Maamafih, insanın dünyadaki ıstırap ve kötülük tecrübelerinden kaynaklandığı anlaşılan kurtuluş düşüncesi, dinin yanı sıra felsefede de özel bir önem ve yere sahip olmuş ve böylece çok çeşitli kurtuluş telâkkilerine dayalı felsefeler ortaya çıkmıştır. Nitekim, bunun belki de en önemli bir tezahür alanını, orada ruhî eğilimlerden ziyade mad­dî ihtiyaçlar ve toplumsal çelişkilerin çok daha önemli bir rol aldığı ve çoğu zaman ütopik bir veçheye bürünmekten kendini kurtarama­yan toplumsal kurtuluş nazariyeleri oluşturmaktadır. Esasen bu so­nuncular, yalnızca nazarî ve ütopik planda kalmamışlar, birçok du­rumlarda onlar, toplumsal eylem ve hareketlere dönüşümün örnekle­rini sunmaktan da geri durmamışlardır. Kayda değer olan hususlar­dan biri de şudur ki, bütün bu düşünce ve hareketler, şu veya bu şe­kilde az çok dinle de ilişkili olmuşlar ve hattâ bir görüşe göre onlar temelde dinden kaynaklanmışlardır.

Öte yandan, dinlerdeki kurtuluş düşüncesi ve inancı, her dinde ve her yerde aynı ölçüde gelişmiş ve kurumlaşmış değildir. Anlaşılan bunda tarihî şartların yanı sıra fizikî durum ve ruhanî yeteneğin önemli bir rolü bulunmaktadır. İşte bu şekildedir ki, meselâ Hıristi­yanlıkta kurtuluş düşüncesi ve inancının oldukça gelişmiş, yaygın, et­kin ve kurumlaşmış olmasına karşılık, eski Yunan ve Roma dinlerin­de, Japonların Şinto dininde ve bir bakıma Yahudilik ve İslâmiyet’te onun nispeten talî bir yer işgal ettiği belirtilebilir. Ancak, durum ve şartlara göre, oralarda da kurtuluş düşüncesi ve inancının bazen ön plana çıkma eğilimi gösterdiğine önemle etmeliyiz. Böylece, eski Yu­nanda Orfizm, Yeni Fisagorcu ve Yeni Eflâtunca hareketler; Yahudilik­teki Apokalitik ve Mistik hareketler, Japon Budizmindeki benzeri olu­şumlar ile İslâmiyet’teki tasavvufî, Şîî ve daha talî olarak Sünnî Meh­di yahut müceddid inancı veya ihyâ ya da reform düşüncesi ve bunla­ra bağlı olarak kendini gösteren kurtuluş hareketleri veya eğilimleri, bu din çevrelerinde de olayın yerine göre oldukça aktif bir biçimde kendini gösterdiğini bize öğretmektedirler.

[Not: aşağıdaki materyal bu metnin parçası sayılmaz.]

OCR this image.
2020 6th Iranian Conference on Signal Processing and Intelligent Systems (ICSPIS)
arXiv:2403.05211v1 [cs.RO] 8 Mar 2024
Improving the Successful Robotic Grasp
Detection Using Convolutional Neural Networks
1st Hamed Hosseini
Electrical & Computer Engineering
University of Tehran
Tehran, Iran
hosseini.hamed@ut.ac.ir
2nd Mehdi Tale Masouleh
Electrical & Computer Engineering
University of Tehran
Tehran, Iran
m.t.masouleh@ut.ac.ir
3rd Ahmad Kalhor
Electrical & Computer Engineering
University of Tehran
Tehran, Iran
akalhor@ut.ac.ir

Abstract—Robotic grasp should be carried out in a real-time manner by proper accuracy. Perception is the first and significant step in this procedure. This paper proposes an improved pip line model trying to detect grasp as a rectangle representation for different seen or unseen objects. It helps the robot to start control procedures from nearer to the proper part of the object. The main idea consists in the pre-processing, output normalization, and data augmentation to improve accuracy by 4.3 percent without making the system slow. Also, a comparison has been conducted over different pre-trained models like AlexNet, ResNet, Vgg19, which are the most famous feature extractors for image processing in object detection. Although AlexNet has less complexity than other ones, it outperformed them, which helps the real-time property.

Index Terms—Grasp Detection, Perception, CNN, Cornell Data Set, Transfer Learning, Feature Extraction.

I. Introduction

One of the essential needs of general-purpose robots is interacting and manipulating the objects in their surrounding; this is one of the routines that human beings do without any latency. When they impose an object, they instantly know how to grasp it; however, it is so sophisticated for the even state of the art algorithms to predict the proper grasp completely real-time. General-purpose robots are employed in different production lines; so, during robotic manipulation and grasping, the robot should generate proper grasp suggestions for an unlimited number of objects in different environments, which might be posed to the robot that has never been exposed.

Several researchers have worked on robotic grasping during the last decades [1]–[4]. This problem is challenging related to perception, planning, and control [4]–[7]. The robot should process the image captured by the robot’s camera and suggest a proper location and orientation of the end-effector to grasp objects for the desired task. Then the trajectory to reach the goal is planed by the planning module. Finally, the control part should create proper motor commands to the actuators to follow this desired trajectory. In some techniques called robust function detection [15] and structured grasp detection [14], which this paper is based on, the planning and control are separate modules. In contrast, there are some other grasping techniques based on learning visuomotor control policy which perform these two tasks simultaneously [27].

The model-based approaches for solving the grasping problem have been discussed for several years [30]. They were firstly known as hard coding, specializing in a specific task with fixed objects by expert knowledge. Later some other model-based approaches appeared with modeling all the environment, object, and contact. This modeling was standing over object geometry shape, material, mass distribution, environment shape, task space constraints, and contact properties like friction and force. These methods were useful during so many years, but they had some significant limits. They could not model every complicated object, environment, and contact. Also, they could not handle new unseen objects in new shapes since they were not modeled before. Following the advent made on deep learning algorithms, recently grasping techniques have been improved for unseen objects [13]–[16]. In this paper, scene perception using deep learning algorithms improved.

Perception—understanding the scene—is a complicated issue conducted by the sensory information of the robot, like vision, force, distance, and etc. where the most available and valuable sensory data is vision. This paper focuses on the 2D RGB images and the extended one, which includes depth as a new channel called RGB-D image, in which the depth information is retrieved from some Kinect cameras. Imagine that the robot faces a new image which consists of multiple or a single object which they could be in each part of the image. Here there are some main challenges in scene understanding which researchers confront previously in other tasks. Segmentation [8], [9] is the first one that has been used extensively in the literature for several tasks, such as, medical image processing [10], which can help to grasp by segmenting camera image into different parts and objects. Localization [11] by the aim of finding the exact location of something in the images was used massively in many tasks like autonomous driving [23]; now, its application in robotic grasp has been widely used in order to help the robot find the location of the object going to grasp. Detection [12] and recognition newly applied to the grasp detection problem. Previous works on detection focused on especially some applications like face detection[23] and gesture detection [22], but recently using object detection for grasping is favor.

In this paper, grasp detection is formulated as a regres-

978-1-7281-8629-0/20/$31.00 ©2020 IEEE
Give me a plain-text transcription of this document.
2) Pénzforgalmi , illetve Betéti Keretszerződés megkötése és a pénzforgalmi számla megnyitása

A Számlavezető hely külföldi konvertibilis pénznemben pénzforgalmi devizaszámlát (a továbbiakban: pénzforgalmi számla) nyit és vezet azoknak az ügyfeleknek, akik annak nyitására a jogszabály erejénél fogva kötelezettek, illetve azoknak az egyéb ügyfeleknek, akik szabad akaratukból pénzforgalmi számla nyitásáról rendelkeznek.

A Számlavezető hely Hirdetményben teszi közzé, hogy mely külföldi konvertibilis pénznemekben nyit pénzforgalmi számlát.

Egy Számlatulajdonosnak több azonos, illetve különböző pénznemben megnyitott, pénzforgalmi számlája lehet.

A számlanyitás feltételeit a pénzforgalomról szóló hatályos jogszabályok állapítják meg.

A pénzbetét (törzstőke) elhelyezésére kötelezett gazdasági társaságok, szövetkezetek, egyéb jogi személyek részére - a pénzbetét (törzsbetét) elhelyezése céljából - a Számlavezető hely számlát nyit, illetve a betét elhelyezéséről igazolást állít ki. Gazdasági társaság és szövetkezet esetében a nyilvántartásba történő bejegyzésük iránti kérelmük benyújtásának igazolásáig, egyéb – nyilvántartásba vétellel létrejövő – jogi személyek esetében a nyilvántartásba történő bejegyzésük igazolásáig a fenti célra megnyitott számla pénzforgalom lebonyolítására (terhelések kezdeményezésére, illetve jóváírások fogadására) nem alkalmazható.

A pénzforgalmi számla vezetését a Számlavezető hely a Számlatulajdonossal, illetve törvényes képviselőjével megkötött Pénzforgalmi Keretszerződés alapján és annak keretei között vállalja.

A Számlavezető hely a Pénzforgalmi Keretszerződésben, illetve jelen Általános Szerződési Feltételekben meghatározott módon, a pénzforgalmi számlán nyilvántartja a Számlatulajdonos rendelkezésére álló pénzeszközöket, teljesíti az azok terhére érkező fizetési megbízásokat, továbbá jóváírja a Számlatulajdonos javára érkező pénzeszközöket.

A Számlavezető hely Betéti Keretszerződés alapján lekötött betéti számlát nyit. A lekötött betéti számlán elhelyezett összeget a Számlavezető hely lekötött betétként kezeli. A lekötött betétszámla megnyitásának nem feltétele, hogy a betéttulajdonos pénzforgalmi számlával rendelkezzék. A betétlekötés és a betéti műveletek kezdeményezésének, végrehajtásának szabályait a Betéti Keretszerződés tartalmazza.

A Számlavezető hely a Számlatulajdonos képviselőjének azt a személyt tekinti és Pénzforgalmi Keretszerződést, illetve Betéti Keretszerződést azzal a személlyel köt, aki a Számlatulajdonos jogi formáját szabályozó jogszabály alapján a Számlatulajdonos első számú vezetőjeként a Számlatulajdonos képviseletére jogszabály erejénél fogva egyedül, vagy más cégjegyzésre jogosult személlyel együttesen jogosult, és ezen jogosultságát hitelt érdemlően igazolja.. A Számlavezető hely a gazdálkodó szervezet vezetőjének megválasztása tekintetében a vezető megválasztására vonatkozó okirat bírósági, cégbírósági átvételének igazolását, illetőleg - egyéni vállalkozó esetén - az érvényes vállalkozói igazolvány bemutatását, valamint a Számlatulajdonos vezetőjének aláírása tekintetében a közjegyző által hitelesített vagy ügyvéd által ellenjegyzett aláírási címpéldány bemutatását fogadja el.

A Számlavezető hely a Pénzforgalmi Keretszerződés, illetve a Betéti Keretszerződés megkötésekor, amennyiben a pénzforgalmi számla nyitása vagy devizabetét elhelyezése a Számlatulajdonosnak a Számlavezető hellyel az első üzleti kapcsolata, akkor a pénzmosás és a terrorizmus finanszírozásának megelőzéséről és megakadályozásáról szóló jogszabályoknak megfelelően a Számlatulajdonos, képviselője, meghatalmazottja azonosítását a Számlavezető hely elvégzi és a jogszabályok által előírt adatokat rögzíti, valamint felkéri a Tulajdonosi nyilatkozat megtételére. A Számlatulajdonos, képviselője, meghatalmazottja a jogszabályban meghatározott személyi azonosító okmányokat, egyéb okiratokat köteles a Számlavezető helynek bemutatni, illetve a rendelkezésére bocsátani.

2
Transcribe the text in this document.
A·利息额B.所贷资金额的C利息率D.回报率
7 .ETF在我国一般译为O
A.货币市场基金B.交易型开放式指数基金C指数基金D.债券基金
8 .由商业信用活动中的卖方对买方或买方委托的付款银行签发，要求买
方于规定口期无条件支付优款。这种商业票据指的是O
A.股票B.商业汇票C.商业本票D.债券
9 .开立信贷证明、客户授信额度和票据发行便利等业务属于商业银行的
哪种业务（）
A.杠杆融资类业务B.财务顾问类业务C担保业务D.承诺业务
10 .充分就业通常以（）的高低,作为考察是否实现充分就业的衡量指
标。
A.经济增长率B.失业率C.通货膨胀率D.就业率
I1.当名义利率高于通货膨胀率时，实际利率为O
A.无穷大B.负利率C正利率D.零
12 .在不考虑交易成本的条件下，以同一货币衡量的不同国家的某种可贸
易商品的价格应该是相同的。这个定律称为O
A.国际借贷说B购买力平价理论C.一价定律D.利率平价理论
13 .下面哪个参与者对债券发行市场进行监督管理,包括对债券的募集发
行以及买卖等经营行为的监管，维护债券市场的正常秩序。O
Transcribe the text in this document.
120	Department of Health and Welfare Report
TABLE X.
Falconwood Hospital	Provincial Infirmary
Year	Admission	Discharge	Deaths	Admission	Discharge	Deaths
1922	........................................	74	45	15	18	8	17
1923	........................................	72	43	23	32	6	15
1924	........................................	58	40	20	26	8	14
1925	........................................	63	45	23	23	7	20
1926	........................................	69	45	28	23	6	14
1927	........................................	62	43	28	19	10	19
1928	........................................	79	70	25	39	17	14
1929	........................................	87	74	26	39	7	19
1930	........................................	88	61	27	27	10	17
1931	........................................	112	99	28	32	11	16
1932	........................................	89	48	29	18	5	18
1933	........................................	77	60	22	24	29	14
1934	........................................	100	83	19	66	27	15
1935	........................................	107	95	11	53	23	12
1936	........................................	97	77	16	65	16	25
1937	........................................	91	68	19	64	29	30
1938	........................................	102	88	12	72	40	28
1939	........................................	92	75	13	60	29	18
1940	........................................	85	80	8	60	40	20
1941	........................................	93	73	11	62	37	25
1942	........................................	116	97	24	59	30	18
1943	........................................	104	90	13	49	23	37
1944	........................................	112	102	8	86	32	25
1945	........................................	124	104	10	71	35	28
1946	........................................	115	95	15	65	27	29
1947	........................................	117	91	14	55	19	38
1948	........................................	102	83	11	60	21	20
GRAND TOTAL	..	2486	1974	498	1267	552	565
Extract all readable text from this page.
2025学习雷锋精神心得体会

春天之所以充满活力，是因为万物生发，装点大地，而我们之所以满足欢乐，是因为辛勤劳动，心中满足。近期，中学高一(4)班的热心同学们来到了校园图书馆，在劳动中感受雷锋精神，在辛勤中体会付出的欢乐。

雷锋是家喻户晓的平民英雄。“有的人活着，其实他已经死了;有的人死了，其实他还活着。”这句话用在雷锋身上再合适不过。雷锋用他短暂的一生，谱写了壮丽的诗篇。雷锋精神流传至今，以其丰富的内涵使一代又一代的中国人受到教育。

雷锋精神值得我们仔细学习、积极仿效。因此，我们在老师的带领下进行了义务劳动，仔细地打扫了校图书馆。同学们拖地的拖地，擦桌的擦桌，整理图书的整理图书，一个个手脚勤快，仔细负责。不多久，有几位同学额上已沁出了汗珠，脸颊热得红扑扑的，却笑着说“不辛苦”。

Anlaşılan, kurtuluş ihtiyacı, arayışı, düşüncesi, inancı ve öğretisi yerine göre engin bir enerji kaynağı oluşturduğundan, uygun dinî, toplumsal, ekonomik, siyasal ve kültürel ortamlarda, kendilerini “kutsal” bir misyonla görevli addeden “kurtarıcılar”, etraflarına du­ruma göre az veya çok geniş kitleleri cezbetmek sûretiyle, birçok Di­nî Kurtuluş Hareketleri’ni gerçekleştirmişler; üstelik bu hareketler ço­ğu zaman münhasıren dinî yahut ahlâkî veçhenin ötesinde toplumsal ve siyasal karaktere bürünmekten de geri durmamıştır. Hattâ bazı ör­neklerde, dinî yahut ahlâkî saikler kısmen veya tamamen geri plana itilerek veya hattâ büsbütün ortadan silinerek hareketlerin tam anla­mıyla toplumsal, siyasal ve sosyo-ekonomik şekillere ve ütopyalara dönüştükleri de sıklıkla görülmektedir. Bununla birlikte, belirtmek gerekiyor ki, dinî kurtuluş hareketleri daima kurtarıcı bir Mesih veya Mehdi yahut bir başka karizmatik kurtarıcı kişinin önderliği ve ideali etrafında gerçekleşmemiştir. Kurtarıcılar bazen ilâhlar yahut karizma- tik öncüler veya aracılardan ya da haleflerden ibaret olabildikleri gi­bi, kurtuluş bir ihtiyaç veya düşünce, öğreti, ideal ve hattâ ütopya ola­rak yalnızca nazarî düşünce planında kalabilmekte ve ancak uygun şartlarda ve ortamlarda bunların etrafında şekillenen toplumsal ey­lemler ve hareketler biçimine dönüşerek tezahür edebilmektedirler. Esasen onlar, toplumsal bir kurtuluşu amaçlayabildikleri gibi yerine göre ferdî kurtuluş idealine de yönelebiliyorlar.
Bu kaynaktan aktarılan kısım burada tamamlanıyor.